The best way to discover the village is by wandering around its pretty, narrow streets and its vaulted passage-ways, taking in the tastefully restored stone facades, and climbing some of the stepped passages, bordered with pretty flower baskets. In the “Grand’ Rue”, the heart of the historic centre of the village, there are more than 30 artists’ workshops, galleries and crafts workshops galleries, overlooked by the Chateau de Villeneuve (15th cent) and its superb small square.
Unsurprisingly, Tourrettes sur Loup has been a popular hangout for many years, it’s rich in prehistoric sites from the Middle Palaeolithic and has even yielded some Neanderthal remains. Traces of the last nomadic hunters (Epipaleolithic and Mesolithic, between 11,000 and 6,000 BC) have also been identified at nearby Courmettes – famous for its goats’ cheeses.
Like many of the villages perchés, Tourrettes has experienced turbulent times. A tribe of Celtic Ligurians settled here at the beginning of 9th century B.C.. Later in 262 B.C. the Romans came to occupy turres altea (the observation point) and stayed until 476 A.D., the start of 500 years of invasions. The village was invaded by all the barbarian tribes: Visigoths, Huns, Franks and Lombards until the Saracens fortified the place and occupied it until 972. It was only after a conflict with the House of Duras and the Count of Provence that Marie of Brittany, mother of Louis II of Provence, gave Tourrettes-lès-Vence (previously in the hands of the Grimaldis) to Guichard de Villeneuve in 1387 and thus it remained in that family until the French Revolution.
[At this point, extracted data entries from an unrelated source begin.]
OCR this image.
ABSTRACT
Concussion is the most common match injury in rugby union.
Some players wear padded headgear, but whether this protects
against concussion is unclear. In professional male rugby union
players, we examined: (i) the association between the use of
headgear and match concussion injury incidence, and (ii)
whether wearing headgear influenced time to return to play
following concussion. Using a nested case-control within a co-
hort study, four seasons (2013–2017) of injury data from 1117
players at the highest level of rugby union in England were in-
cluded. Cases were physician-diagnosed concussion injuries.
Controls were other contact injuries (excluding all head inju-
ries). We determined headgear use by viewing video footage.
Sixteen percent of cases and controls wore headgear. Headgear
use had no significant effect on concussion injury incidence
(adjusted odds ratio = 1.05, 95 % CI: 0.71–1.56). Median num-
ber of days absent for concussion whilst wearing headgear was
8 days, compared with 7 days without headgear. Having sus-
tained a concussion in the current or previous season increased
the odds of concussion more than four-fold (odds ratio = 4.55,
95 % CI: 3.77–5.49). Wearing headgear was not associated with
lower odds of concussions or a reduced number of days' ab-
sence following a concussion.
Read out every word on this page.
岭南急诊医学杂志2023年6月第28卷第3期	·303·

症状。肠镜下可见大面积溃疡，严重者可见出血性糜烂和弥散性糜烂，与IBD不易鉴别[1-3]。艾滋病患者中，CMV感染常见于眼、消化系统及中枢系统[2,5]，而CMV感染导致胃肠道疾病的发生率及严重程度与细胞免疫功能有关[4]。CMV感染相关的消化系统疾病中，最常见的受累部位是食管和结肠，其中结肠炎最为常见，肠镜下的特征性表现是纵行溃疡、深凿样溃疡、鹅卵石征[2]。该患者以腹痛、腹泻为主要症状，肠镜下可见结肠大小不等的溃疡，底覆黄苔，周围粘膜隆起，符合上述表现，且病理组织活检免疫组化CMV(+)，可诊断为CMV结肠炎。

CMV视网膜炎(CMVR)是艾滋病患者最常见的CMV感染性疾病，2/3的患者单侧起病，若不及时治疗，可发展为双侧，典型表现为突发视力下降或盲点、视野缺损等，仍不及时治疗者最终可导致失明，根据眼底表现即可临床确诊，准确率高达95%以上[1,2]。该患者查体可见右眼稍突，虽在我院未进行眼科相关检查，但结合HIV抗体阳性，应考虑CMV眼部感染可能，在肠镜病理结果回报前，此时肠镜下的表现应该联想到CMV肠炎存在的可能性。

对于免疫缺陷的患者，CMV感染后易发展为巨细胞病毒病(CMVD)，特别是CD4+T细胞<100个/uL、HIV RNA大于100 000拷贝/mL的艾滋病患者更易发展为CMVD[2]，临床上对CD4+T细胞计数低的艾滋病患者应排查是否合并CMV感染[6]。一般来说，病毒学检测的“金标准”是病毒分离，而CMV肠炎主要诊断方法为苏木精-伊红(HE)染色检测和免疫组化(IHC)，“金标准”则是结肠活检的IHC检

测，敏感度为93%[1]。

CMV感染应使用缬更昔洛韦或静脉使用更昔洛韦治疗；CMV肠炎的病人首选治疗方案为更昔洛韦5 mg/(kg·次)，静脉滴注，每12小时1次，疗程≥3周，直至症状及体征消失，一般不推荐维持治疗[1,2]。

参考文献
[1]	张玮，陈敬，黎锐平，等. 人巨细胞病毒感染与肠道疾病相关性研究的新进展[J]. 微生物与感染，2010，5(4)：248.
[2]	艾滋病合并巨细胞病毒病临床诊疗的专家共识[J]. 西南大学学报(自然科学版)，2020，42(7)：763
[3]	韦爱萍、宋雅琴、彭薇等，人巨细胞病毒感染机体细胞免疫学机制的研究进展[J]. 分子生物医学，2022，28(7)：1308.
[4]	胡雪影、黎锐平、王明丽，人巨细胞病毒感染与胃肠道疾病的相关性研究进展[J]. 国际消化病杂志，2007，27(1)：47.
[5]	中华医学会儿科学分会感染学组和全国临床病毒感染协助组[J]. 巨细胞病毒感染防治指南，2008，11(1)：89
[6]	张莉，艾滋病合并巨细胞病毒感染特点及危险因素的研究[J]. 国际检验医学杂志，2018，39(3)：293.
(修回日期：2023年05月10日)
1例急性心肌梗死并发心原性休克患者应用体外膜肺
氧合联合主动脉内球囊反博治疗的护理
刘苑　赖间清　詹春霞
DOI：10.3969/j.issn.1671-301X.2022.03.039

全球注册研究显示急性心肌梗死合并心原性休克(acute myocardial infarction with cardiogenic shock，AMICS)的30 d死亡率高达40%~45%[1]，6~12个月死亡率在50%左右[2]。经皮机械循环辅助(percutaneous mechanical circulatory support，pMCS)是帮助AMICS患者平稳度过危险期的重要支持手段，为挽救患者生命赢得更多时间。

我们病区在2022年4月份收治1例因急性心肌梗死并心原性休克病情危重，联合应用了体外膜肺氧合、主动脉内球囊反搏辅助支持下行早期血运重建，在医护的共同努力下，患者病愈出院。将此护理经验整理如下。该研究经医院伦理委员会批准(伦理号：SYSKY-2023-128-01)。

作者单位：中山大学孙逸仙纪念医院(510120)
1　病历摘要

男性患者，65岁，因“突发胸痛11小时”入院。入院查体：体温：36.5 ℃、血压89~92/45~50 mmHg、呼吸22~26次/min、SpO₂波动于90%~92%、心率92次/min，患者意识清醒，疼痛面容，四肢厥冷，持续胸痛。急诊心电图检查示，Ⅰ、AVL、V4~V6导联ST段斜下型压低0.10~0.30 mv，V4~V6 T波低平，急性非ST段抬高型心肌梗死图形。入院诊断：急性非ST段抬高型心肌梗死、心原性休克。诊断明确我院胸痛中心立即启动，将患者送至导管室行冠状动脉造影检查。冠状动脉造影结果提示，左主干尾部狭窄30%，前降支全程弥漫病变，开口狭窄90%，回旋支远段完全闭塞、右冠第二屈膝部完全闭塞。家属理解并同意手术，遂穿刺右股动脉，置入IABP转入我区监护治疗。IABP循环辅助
Antoine Villeneuve had the present chateau built in 1437 which encompassed the old 11th century belfry. The church of the same period (12th c.) was rebuilt in 16th century, renovated in the 19th and currently undergoing further repairs. From 1463 onwards Tourrettes suffered innumerable misfortunes: the black plague wreaked havoc for 70 years, followed by the Wars of Religion, the War between Austria and England (1744-1748), the War of the Spanish Sucession and the French Revolution during which the last of the Villeneuves fled the chateau through an underground passage only to be recognised and put to death outside Ventimiglia.
The village was called Tourrettes-lès-Vence until the French Revolution. In 1894 it was renamed Tourrettes-sur-Loup because the Loup river delineates the commune and in order for it not to be confused with Tourrettes-Levens. The derivation of the name Loup comes from the fact that this valley was previously inhabited by wolves. This also lies behind the name of the village Villeneuve-Loubet since loubet is wolf cub in provençal.
On the hills surrounding Tourrettes there are terraces where the cultivation of vines, wheat and beans used to take place as well as that of the orange trees used for the manufacture of perfumes. Now these have been replaced by aloe vera cacti, fig and pine trees. However there are still olive groves, a very important industry during 19th century, and violets – which have given Tourrettes the name of Village of Violets.
Today Tourrettes remains a place where artists of all persuasions congregate, particularly those from the world of French film.